# old tekin esc



## RC10B3GUY (Mar 10, 2007)

jw what is the lowest turn motor i can run with a tekin tsc-g12c??




thanks :wave:


----------



## nate00 (Jan 14, 2007)

dont u run gbx STOCK EDM?


----------



## Razoo (Jan 15, 2004)

http://www.teamtekin.com/archive.html


----------



## RC10B3GUY (Mar 10, 2007)

Thanks Rich. not really planing on doing anything with lower than 27 stock i was just being curious


----------



## NCFRC (Aug 4, 2005)

A BIG " TEKIN " FAN !!!!!!!!!!

For most applications except highly modified your G12c will be fine .

A slightly and I mean slightly better unit would be the G12c3 or a G9 ,

you can get some good deals on these used,,,, $ 180.00 new . I bet you can 

find some on e-bay for $20-30 .

If money is no object , then buy the new Tekin Fx Pro !!!!!!

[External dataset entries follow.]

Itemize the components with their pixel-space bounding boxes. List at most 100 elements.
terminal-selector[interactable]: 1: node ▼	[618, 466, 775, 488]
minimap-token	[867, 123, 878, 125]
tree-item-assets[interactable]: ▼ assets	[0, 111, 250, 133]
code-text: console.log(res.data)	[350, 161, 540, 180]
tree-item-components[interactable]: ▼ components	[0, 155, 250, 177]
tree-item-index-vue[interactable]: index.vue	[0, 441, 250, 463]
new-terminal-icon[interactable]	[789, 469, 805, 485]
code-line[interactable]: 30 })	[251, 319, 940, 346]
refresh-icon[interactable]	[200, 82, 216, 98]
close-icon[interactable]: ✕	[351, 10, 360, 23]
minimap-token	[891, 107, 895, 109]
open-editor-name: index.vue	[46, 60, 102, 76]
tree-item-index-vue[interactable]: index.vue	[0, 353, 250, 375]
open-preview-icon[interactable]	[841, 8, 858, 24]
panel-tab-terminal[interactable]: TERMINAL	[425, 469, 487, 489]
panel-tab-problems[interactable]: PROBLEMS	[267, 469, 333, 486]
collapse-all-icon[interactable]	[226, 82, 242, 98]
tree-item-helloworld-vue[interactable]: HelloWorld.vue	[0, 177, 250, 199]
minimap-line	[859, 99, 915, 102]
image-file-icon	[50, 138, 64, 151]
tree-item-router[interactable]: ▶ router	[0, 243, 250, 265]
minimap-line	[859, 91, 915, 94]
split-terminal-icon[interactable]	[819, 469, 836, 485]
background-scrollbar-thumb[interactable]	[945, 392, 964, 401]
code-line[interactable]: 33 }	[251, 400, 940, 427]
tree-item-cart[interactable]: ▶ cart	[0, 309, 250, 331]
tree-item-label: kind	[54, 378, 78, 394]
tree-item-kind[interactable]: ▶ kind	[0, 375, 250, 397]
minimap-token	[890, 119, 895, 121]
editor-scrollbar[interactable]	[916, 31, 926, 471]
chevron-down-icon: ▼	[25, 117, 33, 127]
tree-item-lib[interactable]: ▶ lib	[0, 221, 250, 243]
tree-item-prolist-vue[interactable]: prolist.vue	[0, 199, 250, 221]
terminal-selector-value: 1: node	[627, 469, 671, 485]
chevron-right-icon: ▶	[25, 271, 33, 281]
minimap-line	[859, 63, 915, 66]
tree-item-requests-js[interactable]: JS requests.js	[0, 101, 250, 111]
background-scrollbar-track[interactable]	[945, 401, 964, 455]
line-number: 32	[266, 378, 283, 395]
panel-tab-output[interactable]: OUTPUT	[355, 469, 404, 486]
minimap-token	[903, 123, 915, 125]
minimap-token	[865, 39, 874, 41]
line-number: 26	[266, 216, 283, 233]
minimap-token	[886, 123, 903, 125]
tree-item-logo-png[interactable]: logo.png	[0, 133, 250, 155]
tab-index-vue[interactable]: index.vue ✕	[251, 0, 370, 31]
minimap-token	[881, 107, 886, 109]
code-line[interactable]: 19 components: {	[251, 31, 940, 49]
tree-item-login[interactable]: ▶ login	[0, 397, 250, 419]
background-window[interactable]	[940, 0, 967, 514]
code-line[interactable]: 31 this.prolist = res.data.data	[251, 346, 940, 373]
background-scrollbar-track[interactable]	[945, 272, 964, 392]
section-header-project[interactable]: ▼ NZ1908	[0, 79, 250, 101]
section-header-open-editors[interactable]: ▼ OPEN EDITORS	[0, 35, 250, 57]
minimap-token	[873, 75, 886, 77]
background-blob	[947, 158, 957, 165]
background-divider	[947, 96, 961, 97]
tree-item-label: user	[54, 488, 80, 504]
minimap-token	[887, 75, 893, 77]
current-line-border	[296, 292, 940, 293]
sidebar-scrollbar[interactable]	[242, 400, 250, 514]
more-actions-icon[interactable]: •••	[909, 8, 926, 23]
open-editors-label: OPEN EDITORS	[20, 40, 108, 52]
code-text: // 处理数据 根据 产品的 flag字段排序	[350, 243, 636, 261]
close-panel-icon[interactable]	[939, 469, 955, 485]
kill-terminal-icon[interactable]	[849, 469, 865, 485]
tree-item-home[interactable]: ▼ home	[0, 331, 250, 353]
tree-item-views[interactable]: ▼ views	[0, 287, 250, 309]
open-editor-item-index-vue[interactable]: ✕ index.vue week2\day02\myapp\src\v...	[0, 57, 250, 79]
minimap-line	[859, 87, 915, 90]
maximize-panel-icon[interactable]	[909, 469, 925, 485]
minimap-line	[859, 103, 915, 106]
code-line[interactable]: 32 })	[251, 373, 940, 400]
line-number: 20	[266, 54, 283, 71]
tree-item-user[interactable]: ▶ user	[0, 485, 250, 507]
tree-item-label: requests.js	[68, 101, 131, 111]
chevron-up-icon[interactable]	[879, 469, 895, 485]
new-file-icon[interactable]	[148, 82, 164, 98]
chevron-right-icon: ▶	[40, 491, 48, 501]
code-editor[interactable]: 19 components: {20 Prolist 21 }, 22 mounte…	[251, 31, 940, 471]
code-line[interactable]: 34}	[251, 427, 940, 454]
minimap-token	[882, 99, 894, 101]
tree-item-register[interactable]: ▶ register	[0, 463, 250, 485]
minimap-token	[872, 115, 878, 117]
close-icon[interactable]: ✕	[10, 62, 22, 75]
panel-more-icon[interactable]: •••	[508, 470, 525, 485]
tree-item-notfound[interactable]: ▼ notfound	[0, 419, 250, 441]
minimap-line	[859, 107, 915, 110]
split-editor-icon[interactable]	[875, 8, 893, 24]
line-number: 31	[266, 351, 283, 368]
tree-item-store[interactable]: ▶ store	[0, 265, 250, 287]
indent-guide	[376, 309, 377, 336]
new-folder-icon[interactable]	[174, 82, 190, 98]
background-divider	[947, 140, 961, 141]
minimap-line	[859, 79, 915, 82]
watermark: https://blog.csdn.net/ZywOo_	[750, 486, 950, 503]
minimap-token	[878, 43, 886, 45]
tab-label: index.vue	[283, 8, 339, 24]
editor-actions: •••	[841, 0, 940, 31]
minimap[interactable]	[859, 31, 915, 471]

You watch ,,, Tekin will be the king of speedcontrolls and chargers like they were in the late 80's . :thumbsup:


----------



## RC10B3GUY (Mar 10, 2007)

Thanks, I was just curious as to what the limit on the old beast is. I'm getting a job here soon (turning 14) so most of my money is going into the car or buying new ones. But I'm a good fan of Tekin also, and am prolly going to stick with their electronics for a while.


And yes probably they will have a HUGE comback.


----------